Basın meslek örgütleri, 212 sayısı Basın İş Kanunu'nun kabul edilmesinin yıl dönümü olan 10 Ocak Çalışan Gazeteciler Günü sebebiyle açıklama yaptı. Türkiye Gazeteciler Cemiyeti (TGC), Çağdaş Gazeteciler Derneği (ÇGD) ve Gazetecilere Özgürlük Platformu (GÖP) açıklamalarında ortak fikir "gazetecilik mesleğinin koşullarının her geçen gün zorlaşması, hapis gazetecilerin salıverilmesi ve Terörle Mücadele yasası başta olmak üzere hukuki düzenlemelerin bir an yapılması" yönünde oldu.
TGC: Mesleğin sürdürülebilirliği zorlaştı
TGC "Gazetecilerin çalışma koşullarının yanı sıra, ifade özgürlüğü düzeyinin de her yıl biraz daha geriye gittiğini" ifade etti.
Gazetecilerin çalışma koşullarının giderek zorlaştığını belirten TGC'nin açıklaması şöyle:
"Bilimsel olmayan gerekçelerle yıpranma payının da kaldırılmış olması gazetecilik mesleğinin sürdürebilirliğini daha da zorlaştırmıştır."
"Gazetecilik faaliyetlerinin özellikle Terörle Mücadele Yasası'nın son dönemdeki yorumlarla 'Terör Suçu' kapsamında değerlendirilmesi, demokratik ülkelerde benzerine rastlanmayan bir durumunda yaşanmasına yol açmıştır."
"İfade özgürlüğü konusundaki eksiklikler giderilmezken, Türkiye'nin hapisteki gazeteci sayısı yönünden dünyada ilk sırayı alması da bu yılki anmanın en üzücü yanını oluşturmaktadır."
Uzun tutukluluk sürelerinin cezaya dönüştüğünü belirten TGC, eksikliklerin giderilmesi için TBMM'yi göreve çağırdı.
ÇGD: AKP iktidarı sansür dönemidir
ÇGD ise yaptığı açıklamada "Bu koşullarda kutlayacak günümüz yok" dedi.
AKP iktidarınının 10 yıllık dönemini gazeteci ve yazarlar için sansürlü bir dönemin adı olduğunu belirten ÇGD şunları ifade etti:
"Olağanüstü hal ve darbe dönemlerinde yürürlüğe konulan Terörle Mücadele Yasası ülkemizde hala yürürlüktedir. Bu yasa nedeniyle en sıradan eleştiri, yorum ve haberler bile bu yasa nedeniyle gazetecilerin, yazarların tutuklanmasına, ağır cezalar almalarına neden olmaktadır.

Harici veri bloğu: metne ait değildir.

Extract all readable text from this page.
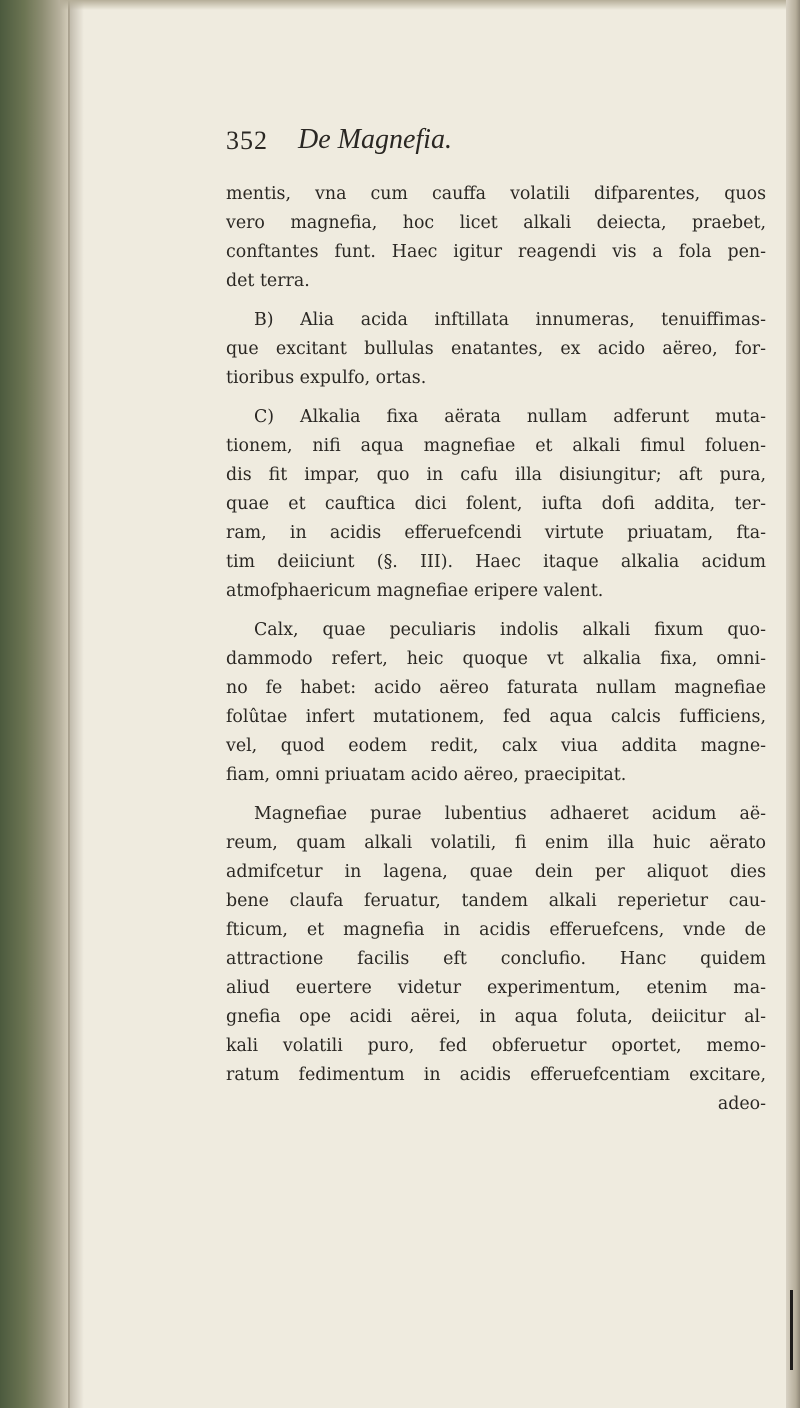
352 De Magnefia.
mentis, vna cum cauffa volatili difparentes, quos
vero magnefia, hoc licet alkali deiecta, praebet,
conftantes funt. Haec igitur reagendi vis a fola pen-
det terra.
B) Alia acida inftillata innumeras, tenuiffimas-
que excitant bullulas enatantes, ex acido aëreo, for-
tioribus expulfo, ortas.
C) Alkalia fixa aërata nullam adferunt muta-
tionem, nifi aqua magnefiae et alkali fimul foluen-
dis fit impar, quo in cafu illa disiungitur; aft pura,
quae et cauftica dici folent, iufta dofi addita, ter-
ram, in acidis efferuefcendi virtute priuatam, fta-
tim deiiciunt (§. III). Haec itaque alkalia acidum
atmofphaericum magnefiae eripere valent.
Calx, quae peculiaris indolis alkali fixum quo-
dammodo refert, heic quoque vt alkalia fixa, omni-
no fe habet: acido aëreo faturata nullam magnefiae
folûtae infert mutationem, fed aqua calcis fufficiens,
vel, quod eodem redit, calx viua addita magne-
fiam, omni priuatam acido aëreo, praecipitat.
Magnefiae purae lubentius adhaeret acidum aë-
reum, quam alkali volatili, fi enim illa huic aërato
admifcetur in lagena, quae dein per aliquot dies
bene claufa feruatur, tandem alkali reperietur cau-
fticum, et magnefia in acidis efferuefcens, vnde de
attractione facilis eft conclufio. Hanc quidem
aliud euertere videtur experimentum, etenim ma-
gnefia ope acidi aërei, in aqua foluta, deiicitur al-
kali volatili puro, fed obferuetur oportet, memo-
ratum fedimentum in acidis efferuefcentiam excitare,
adeo-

"Darbe dönemlerinin "Özel Yetkili" mahkemeleri, bugün de ismi değiştirilerek yaşatılmaya devam etmektedir. Türkiye'de ne yazık ki, Başbakan gazetecileri bir savcı gibi açıktan suçlamakta, işten atılmaları için talimatlar verebilmektedir."
"Ülkemizde medya kurumlarının ezici çoğunluğu artık iktidarın denetimine sokulmuştur. Ülkemizde hala kitaplar ve gazetelerin dergilerin yayını yasaklanmaktadır."
"İktidarın yanında olmayı, özgür gazeteciliğe tercih eden gazetecilere de bir mesajımız var. Sizleri de, haksızlığa uğrayan, mesleklerinden ve ailelerinden uzaklaştırılan cezaevlerindeki arkadaşlarımıza; işten atılan, güvencesiz çalıştırılan meslektaşlarımıza sahip çıkmaya, düşünce ve ifade özgürlüğünü savunmaya çağırıyoruz."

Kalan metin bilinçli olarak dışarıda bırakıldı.